3. Assignments exclusions of the Section
As a starting point, the Principles only govern contractual assignments, i.e. those produced by an agreement between the obligee and the third party to whom the right is transferred. In the same line of the UP (section 9.1.1), legal assignments imposed by a legal system without the parties' participation are excluded. Transfers resulting from a unilateral act of the obligee are also excluded, such as a donation, in cases in which a bilateral act is not required, and in particular, the acceptance of the donor.
But, the Section lays down two exclusions even if the assignment is of contractual rights. First, the Section does not apply to transfers of rights arising from the transfer of business as a whole (in the same sense as Article 9.1.2 UP). Since it is a complete assignment, there are special rules that override the rules on contractual assignments, which have a different legal rationale.
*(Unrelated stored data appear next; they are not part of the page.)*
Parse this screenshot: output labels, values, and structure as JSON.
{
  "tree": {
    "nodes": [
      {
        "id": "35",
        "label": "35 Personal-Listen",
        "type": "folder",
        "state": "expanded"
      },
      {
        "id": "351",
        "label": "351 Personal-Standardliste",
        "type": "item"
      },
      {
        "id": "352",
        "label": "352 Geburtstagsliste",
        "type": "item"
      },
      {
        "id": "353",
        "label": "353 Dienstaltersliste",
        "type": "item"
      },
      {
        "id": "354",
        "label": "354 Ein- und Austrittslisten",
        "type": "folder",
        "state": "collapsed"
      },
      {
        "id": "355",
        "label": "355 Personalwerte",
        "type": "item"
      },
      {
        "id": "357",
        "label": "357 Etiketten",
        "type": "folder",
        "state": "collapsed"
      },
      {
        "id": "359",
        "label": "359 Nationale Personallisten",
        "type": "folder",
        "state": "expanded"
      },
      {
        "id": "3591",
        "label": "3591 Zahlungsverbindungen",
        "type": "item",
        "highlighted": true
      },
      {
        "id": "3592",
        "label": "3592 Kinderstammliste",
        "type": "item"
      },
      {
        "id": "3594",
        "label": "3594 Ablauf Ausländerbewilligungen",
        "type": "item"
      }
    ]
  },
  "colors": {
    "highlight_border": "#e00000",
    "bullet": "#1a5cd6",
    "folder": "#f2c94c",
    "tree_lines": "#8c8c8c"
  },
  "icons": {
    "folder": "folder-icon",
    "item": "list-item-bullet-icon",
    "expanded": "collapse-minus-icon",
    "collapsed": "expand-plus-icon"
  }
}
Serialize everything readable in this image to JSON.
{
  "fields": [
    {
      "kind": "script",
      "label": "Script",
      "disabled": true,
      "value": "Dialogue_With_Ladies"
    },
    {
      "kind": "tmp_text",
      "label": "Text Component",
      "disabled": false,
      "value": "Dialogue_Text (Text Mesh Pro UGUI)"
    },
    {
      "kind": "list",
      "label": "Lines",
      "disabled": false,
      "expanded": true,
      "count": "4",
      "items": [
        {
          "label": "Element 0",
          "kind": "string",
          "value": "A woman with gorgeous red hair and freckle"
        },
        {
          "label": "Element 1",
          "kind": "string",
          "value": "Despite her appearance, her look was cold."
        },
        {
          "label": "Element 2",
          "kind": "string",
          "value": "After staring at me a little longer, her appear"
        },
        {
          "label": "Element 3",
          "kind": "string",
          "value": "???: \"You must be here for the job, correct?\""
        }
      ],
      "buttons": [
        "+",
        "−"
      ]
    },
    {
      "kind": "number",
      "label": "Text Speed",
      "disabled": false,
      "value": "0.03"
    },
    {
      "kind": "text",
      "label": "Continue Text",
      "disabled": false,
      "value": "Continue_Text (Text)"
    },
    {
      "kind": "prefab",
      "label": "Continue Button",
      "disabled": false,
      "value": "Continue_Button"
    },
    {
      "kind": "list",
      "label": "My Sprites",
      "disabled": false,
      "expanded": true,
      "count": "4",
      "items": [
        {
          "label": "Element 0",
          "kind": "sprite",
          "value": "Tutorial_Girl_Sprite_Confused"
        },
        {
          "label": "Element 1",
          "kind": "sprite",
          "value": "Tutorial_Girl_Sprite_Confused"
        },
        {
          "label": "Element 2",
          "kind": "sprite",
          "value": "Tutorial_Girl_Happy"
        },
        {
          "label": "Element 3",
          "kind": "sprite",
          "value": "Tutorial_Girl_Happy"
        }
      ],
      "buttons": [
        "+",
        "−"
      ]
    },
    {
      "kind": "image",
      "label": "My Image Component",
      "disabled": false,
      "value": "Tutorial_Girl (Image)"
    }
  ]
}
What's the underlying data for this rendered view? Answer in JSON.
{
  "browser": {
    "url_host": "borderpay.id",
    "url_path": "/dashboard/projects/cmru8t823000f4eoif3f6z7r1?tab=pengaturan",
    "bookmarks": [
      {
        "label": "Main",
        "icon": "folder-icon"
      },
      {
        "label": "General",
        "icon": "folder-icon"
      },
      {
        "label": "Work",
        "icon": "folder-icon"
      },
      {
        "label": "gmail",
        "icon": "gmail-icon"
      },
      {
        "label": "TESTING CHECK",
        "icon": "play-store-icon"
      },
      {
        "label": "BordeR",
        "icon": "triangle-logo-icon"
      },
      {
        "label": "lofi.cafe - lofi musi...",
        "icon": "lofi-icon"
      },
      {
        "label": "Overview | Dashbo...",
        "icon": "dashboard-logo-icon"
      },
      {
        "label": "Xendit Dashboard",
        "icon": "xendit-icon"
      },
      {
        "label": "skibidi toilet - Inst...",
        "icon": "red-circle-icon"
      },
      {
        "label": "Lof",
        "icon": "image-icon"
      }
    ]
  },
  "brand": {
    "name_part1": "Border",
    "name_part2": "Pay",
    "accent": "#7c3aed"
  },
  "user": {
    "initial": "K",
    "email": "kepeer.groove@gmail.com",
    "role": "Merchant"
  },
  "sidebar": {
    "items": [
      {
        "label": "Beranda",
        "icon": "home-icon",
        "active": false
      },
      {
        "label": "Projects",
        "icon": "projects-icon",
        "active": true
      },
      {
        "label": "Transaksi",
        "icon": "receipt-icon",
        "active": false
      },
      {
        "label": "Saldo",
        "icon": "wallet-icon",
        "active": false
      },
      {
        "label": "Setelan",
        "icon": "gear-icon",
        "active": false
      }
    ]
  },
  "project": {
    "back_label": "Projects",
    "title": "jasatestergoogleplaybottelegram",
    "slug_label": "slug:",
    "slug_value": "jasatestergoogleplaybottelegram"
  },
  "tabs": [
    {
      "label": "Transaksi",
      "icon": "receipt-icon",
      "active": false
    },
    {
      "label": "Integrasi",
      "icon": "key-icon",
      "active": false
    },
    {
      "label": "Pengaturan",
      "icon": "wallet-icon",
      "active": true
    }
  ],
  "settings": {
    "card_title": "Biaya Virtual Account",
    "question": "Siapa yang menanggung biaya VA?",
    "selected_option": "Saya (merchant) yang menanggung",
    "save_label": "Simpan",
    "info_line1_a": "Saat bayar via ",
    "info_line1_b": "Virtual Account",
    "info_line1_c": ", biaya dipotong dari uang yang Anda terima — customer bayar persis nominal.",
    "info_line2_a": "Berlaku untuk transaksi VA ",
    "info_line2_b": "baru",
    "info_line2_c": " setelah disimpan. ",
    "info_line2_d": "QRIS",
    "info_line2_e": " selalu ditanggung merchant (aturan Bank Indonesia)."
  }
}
This does not prevent that the fact that, as a result of a transfer of business, an individual transfer of rights to a third party occurs alongside this transfer. This individual legal transfer shall be governed by these Principles.
A second exclusion by reason of the subject must be stressed, insofar as the section does not apply to transfers of securities or of negotiable or financial instruments and documents of title (Article 1966 Colombian Civil Code; and among international texts, Art 9.1.2. UP; Article 11:101 PECL; Article III-5.101 DCFR). This is due to the special rules governing these instruments. Regarding the titles, they are often justified because the endorsement and the transfer of title automatically involve transferring the underlying right, regardless of this one. To this is added that, in relation to financial instruments, these are negotiated and transferred in financial markets, also independently of the underlying obligation. The above mentioned does not exclude that these underlying rights can be object of a legal transfer, regardless of such securities or instruments, which would be governed by the Principles.
Finally, it should be noted that the transfer of rights in a contract may be influenced by the existence of a dispute between the original parties. The rules of private international law will determine how the controversial or litigious nature of a right affects or not their possible assignment (Article 1107 Costa Rican Civil Code, Article 1.472 Haitian Civil Code).